If these are linearly independent (that is, if the Jacobian has full row rank), then they remain linearly independent in a neighborhood of $X$. You can see this by considering the determinant of $J_g(X) J_g(X)^\top$: it is nonzero at $X$, and it is continuous as a function of $X$; therefore, it remains nonzero in a neighborhood of $X$.
It is a fact from differential geometry that---under the conditions described above---the set of solutions to the constraints (locally) is a smooth manifold, that is, a smooth surface: at $X$, this surface has a well-defined tangent space (a linearization) and a normal space (the orthogonal complement of the tangent space with respect to some inner product).
The normal space is spanned exactly by the gradients of the constraints. In other words: vectors of the form $\sum_{j=1}^m \lambda_j \nabla g_j(X)$ are vectors normal to the surface, and all vectors normal to the surface can be written (uniquely) in that way.
This gives a nice interpretation to the Lagrangian formalism: $X$ is stationary exactly if the gradient of $f$ at $X$ is in the normal space to the surface. Intuitively, this should make sense.

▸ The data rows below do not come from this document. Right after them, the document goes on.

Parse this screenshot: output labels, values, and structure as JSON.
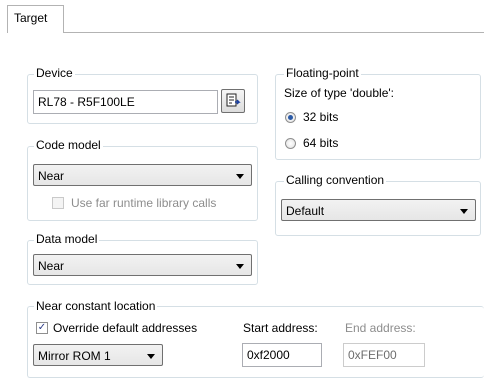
{
  "tab": {
    "label": "Target"
  },
  "device": {
    "legend": "Device",
    "value": "RL78 - R5F100LE",
    "browse_icon": "device-select-icon"
  },
  "code_model": {
    "legend": "Code model",
    "selected": "Near",
    "far_runtime_label": "Use far runtime library calls",
    "far_runtime_checked": false
  },
  "data_model": {
    "legend": "Data model",
    "selected": "Near"
  },
  "floating_point": {
    "legend": "Floating-point",
    "size_label": "Size of type 'double':",
    "options": [
      "32 bits",
      "64 bits"
    ],
    "selected_index": 0
  },
  "calling_convention": {
    "legend": "Calling convention",
    "selected": "Default"
  },
  "near_constant": {
    "legend": "Near constant location",
    "override_label": "Override default addresses",
    "override_checked": true,
    "override_mark": "✓",
    "mirror_selected": "Mirror ROM 1",
    "start_label": "Start address:",
    "start_value": "0xf2000",
    "end_label": "End address:",
    "end_value": "0xFEF00"
  }
}
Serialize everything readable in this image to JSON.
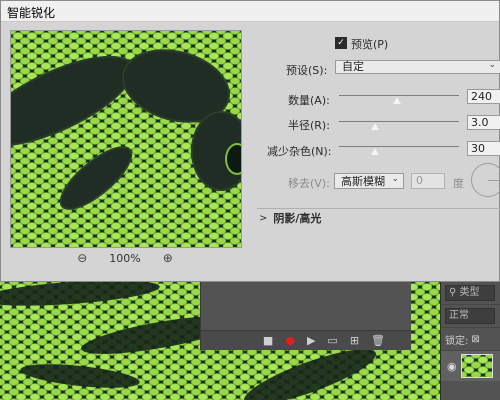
{
  "dialog": {
    "title": "智能锐化",
    "preview_checkbox_label": "预览(P)",
    "preview_checked": true,
    "preset": {
      "label": "预设(S):",
      "value": "自定"
    },
    "amount": {
      "label": "数量(A):",
      "value": "240",
      "level_fraction": 0.48
    },
    "radius": {
      "label": "半径(R):",
      "value": "3.0",
      "level_fraction": 0.3
    },
    "reduce_noise": {
      "label": "减少杂色(N):",
      "value": "30",
      "level_fraction": 0.3
    },
    "remove": {
      "label": "移去(V):",
      "value": "高斯模糊",
      "angle_value": "0",
      "angle_unit": "度"
    },
    "shadows_highlights_label": "阴影/高光",
    "zoom": {
      "level": "100%",
      "zoom_out_icon": "zoom-out-icon",
      "zoom_in_icon": "zoom-in-icon"
    }
  },
  "layers_panel": {
    "search_label": "类型",
    "blend_mode": "正常",
    "lock_label": "锁定:"
  },
  "actions_toolbar": {
    "icons": [
      "stop-icon",
      "record-icon",
      "play-icon",
      "new-set-icon",
      "new-action-icon",
      "delete-icon"
    ]
  },
  "colors": {
    "dialog_bg": "#d4d4d4",
    "record_red": "#e02020",
    "workspace_bg": "#535353"
  }
}
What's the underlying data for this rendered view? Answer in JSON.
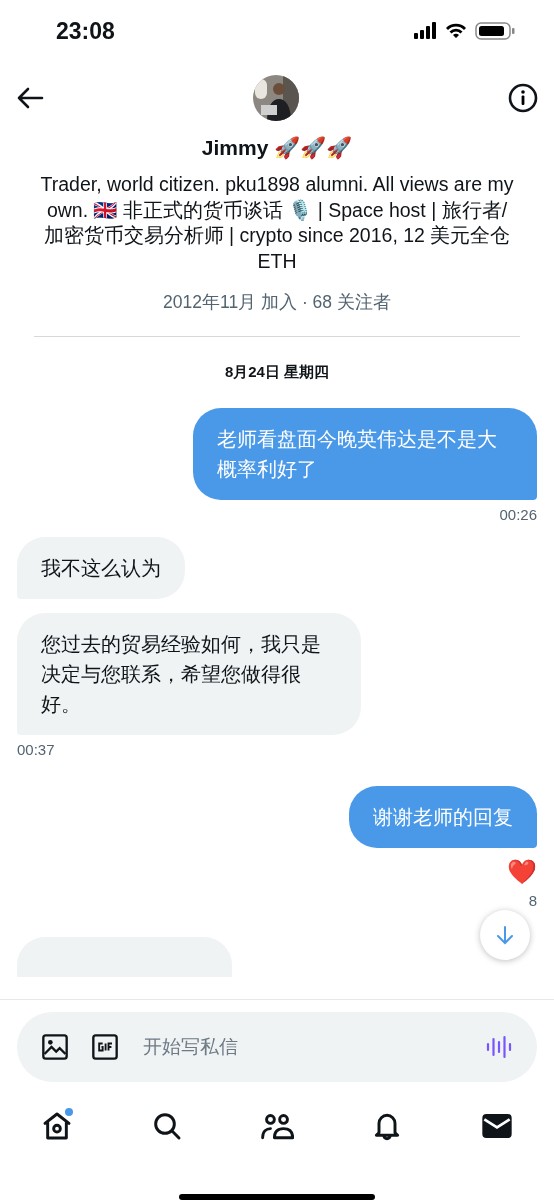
{
  "status_bar": {
    "time": "23:08"
  },
  "header": {
    "name": "Jimmy 🚀🚀🚀",
    "bio": "Trader, world citizen. pku1898 alumni. All views are my own. 🇬🇧 非正式的货币谈话 🎙️ | Space host | 旅行者/加密货币交易分析师 | crypto since 2016, 12 美元全仓 ETH",
    "meta": "2012年11月 加入 · 68 关注者"
  },
  "date_divider": "8月24日 星期四",
  "messages": [
    {
      "kind": "outgoing",
      "text": "老师看盘面今晚英伟达是不是大概率利好了",
      "time": "00:26"
    },
    {
      "kind": "incoming",
      "text": "我不这么认为"
    },
    {
      "kind": "incoming",
      "text": "您过去的贸易经验如何，我只是决定与您联系，希望您做得很好。",
      "time": "00:37"
    },
    {
      "kind": "outgoing",
      "text": "谢谢老师的回复",
      "reaction": "❤️",
      "time": "8"
    },
    {
      "kind": "partial"
    }
  ],
  "composer": {
    "placeholder": "开始写私信"
  },
  "nav": [
    {
      "kind": "home",
      "selected": false,
      "badge": true
    },
    {
      "kind": "search",
      "selected": false,
      "badge": false
    },
    {
      "kind": "people",
      "selected": false,
      "badge": false
    },
    {
      "kind": "bell",
      "selected": false,
      "badge": false
    },
    {
      "kind": "mail",
      "selected": true,
      "badge": false
    }
  ]
}
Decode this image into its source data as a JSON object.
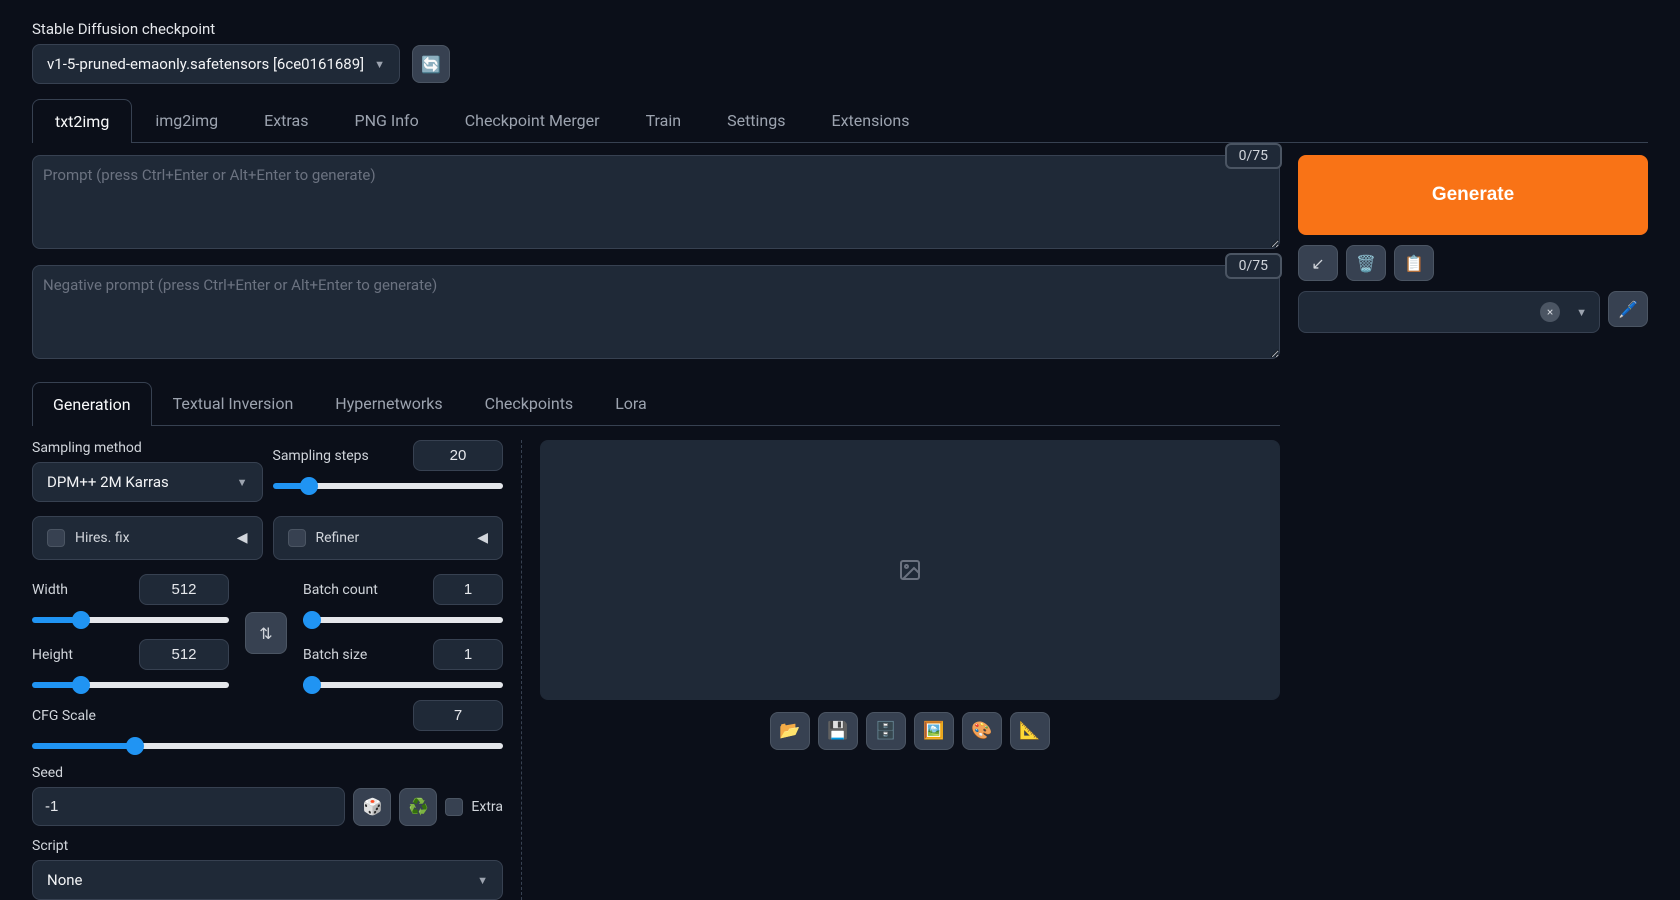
{
  "header": {
    "checkpoint_label": "Stable Diffusion checkpoint",
    "checkpoint_value": "v1-5-pruned-emaonly.safetensors [6ce0161689]"
  },
  "tabs": [
    "txt2img",
    "img2img",
    "Extras",
    "PNG Info",
    "Checkpoint Merger",
    "Train",
    "Settings",
    "Extensions"
  ],
  "active_tab": "txt2img",
  "prompt": {
    "placeholder": "Prompt (press Ctrl+Enter or Alt+Enter to generate)",
    "counter": "0/75"
  },
  "neg_prompt": {
    "placeholder": "Negative prompt (press Ctrl+Enter or Alt+Enter to generate)",
    "counter": "0/75"
  },
  "generate_label": "Generate",
  "sub_tabs": [
    "Generation",
    "Textual Inversion",
    "Hypernetworks",
    "Checkpoints",
    "Lora"
  ],
  "active_sub_tab": "Generation",
  "sampling": {
    "method_label": "Sampling method",
    "method_value": "DPM++ 2M Karras",
    "steps_label": "Sampling steps",
    "steps_value": "20"
  },
  "hires": {
    "label": "Hires. fix"
  },
  "refiner": {
    "label": "Refiner"
  },
  "dims": {
    "width_label": "Width",
    "width_value": "512",
    "height_label": "Height",
    "height_value": "512"
  },
  "batch": {
    "count_label": "Batch count",
    "count_value": "1",
    "size_label": "Batch size",
    "size_value": "1"
  },
  "cfg": {
    "label": "CFG Scale",
    "value": "7"
  },
  "seed": {
    "label": "Seed",
    "value": "-1",
    "extra_label": "Extra"
  },
  "script": {
    "label": "Script",
    "value": "None"
  }
}
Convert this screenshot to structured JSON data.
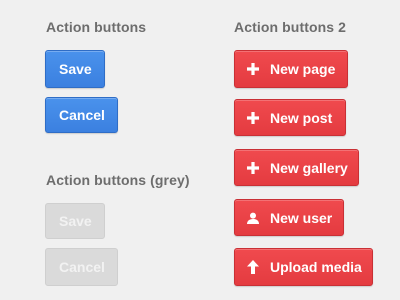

When the gradients are not linearly independent (that is, when the Jacobian does not have full row rank), the above discussion does not go through: we cannot be certain that the search space (the set of solutions of the constraints) looks like a smooth surface around $X$. It might look weird (have kinks, angles, cusps, ...). It is then much harder to say precisely what is going on. The simplest results from typical introductory courses in optimization simply avoid those complications by assuming linear independence of the gradients. That is not to say that things necessarily go bad when you don't have linear independence, but they could; and at any rate, the situation requires more care.